Today’s geopolitical landscape is increasingly complex, fragile, and disruptive. It is forcing every sector to continually adjust and adapt. While governments shift foreign policy strategies and businesses reorganize their operations, nonprofits are caught in the crosshairs of a constantly changing environment—with extremely limited resources.

These organizations are vastly different in the issues they address and the scale at which they operate, but I am struck more by their similarities than their differences. In each meeting, I heard the same three challenges:

  1. Cultivating donors to maintain core operations
  2. Working in a country that discouraged a thriving civil society
  3. Managing the scope of their work given the interconnectedness of social and environmental issues

While the need for unrestricted funding and scope management plague every nonprofit, not all operating environments are the same.

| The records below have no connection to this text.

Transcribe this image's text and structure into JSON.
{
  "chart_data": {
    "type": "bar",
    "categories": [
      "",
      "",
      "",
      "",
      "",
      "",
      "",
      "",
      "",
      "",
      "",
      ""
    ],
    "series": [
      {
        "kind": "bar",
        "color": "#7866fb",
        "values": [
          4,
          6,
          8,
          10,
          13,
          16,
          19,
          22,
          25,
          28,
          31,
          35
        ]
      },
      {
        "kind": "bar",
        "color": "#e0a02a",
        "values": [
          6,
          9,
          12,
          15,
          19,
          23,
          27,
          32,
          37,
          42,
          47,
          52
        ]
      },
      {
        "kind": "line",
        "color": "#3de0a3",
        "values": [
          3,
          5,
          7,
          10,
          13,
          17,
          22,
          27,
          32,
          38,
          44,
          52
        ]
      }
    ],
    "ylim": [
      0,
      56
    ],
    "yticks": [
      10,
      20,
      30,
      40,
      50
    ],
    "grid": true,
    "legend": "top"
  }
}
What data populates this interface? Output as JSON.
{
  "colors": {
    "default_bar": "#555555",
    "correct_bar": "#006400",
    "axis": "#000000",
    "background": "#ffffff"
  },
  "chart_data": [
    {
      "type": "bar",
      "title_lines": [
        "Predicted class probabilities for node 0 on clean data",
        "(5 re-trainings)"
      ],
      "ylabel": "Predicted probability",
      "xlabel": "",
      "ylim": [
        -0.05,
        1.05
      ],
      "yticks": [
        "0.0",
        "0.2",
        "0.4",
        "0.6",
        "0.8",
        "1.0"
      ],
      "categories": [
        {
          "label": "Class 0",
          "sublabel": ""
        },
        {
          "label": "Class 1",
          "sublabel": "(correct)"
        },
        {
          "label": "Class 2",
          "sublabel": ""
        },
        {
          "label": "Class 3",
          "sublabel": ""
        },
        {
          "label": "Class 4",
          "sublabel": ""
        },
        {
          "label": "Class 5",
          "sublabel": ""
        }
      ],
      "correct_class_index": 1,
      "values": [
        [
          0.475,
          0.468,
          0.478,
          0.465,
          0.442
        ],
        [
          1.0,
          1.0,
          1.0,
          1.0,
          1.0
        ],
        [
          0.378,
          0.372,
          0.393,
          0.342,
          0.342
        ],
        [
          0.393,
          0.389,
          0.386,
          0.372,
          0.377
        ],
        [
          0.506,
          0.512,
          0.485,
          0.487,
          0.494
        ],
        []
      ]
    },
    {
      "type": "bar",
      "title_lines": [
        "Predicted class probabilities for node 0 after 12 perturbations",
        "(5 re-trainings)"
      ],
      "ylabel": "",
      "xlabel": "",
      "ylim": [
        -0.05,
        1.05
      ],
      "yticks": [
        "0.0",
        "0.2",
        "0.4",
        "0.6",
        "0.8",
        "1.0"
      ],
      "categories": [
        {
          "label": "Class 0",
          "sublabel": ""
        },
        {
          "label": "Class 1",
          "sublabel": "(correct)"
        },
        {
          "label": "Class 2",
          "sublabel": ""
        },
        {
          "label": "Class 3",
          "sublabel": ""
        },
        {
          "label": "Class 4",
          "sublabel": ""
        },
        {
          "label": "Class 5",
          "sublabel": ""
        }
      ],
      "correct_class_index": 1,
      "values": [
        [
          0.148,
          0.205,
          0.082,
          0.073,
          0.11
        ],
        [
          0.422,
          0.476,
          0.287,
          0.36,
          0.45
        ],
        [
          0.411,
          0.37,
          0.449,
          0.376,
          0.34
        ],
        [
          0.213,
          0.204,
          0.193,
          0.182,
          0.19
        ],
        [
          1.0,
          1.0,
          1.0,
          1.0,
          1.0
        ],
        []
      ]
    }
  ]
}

Local politics and regulations can have a considerable impact on the progress of community organizations. Whether it is responding to bureaucratic registration processes or building funding pipelines in places where donors lack financial incentives to give, the hurdles are plentiful. And in all of these scenarios, community leaders are forced to adapt. They largely depend on unrestricted funding to pay for unexpected legal fees, replace stolen goods, or reimagine a program structure to ensure their work continues.

When the geopolitical and economic landscapes are always changing, so are the needs of nonprofits working tirelessly to support their communities amidst the instability.